Infos zu Härtegraden der Gebisse
Gebisse aus Kunststoffen, also Thermoplaste, sind dreimal weicher als Edelstahlgebisse die keinerlei Schwingung aus einem versehentlichen Aufprall mit den Zähnen abfedern. Eine Ausnahme bieten hier die Salox Gold Gebisse, die mit einer weicheren Legierung aus Aluminium solche Stöße dämpfen und teils absorbieren können. Ihr Härtegrad nähert sich am weitesten denen der Kunststoffe an. Gebisse mit Kupferlegierungen wie Aurigan, liegen im mittleren Bereich. Sie sind also auch weicher als Edelstahl-Legierungen, deshalb sollte man bei rotierenden Ringen wie denen einer Wassertrense nach Gebrauch von Gebissen mit Kupferlegierungen auf mögliche, verletzungsträchtige Kanten im Bereich der Ringlöcher achten.

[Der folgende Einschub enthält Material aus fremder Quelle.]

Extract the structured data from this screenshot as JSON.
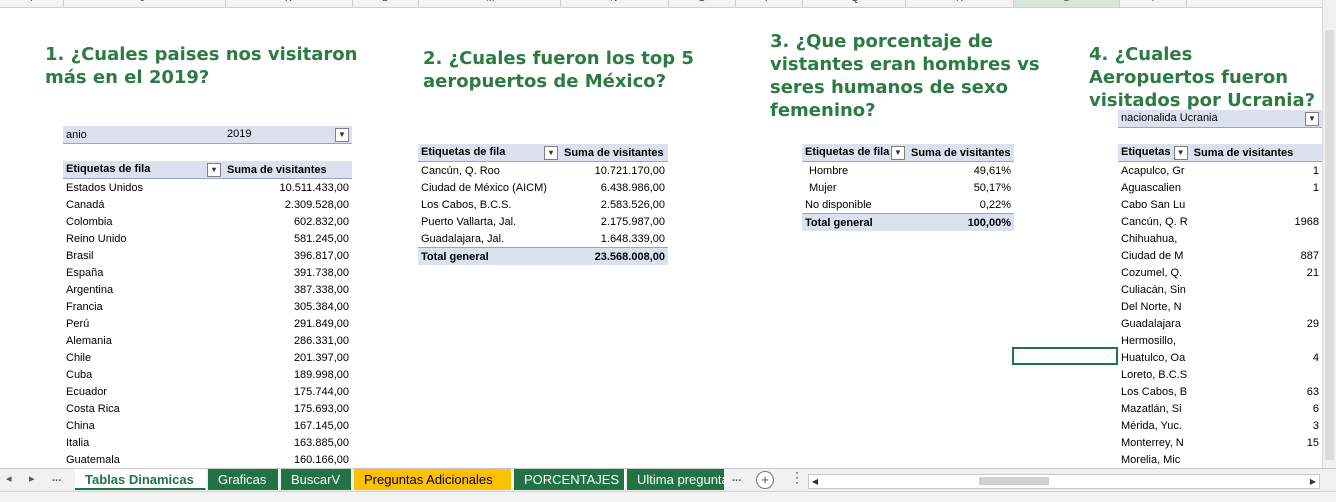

Ledergebisse sind weich, doch auch sie sollten regelmäßig begutachtet werden. Um das Leder zu erhalten – damit es nicht rau und brüchig wird – kannst du es mit Speiseöl, beispielsweise Olivenöl, pflegen. Gummigebisse scheinen aufgrund des Materials nicht allzu hart, allerdings befindet sich bei den meisten Gummi-Gebissen ein Metallkern im Innern. Auch hierbei sollte es, ebenso wie bei Kunststoffgebissen, regelmäßige Sichtkontrollen bezüglich scharf gebissener Kanten oder gar Durchbrüche geben. Das gleiche gilt für Schwamm/Schaumstoff-Gebisse. Bei vermehrt kauenden Pferden kann es hier leicht zu Beschädigungen oder Brüchen des Schaumstoffs kommen, der um den Nylonkern herum sehr weich ist.
„Insgesamt ist bei Mischmetallen zu beachten, dass hier ein Ionenfluss/-austausch stattfindet. Dieser löst im Pferdemauls bei Speichelkontakt eine Reaktion aus. Vermehrter Speichelfluss findet statt. Aber dies ist eine rein chemische Reaktion des Pferdes. Vergleichbar beim Menschen, wenn Eier mit Silberlöffeln gegessen werden oder auf das sogenannte Silberpapier einer Schokoladenverpackung gebissen wird“, fügt Sabine Leistikow zum Thema Gebissmaterialien hinzu.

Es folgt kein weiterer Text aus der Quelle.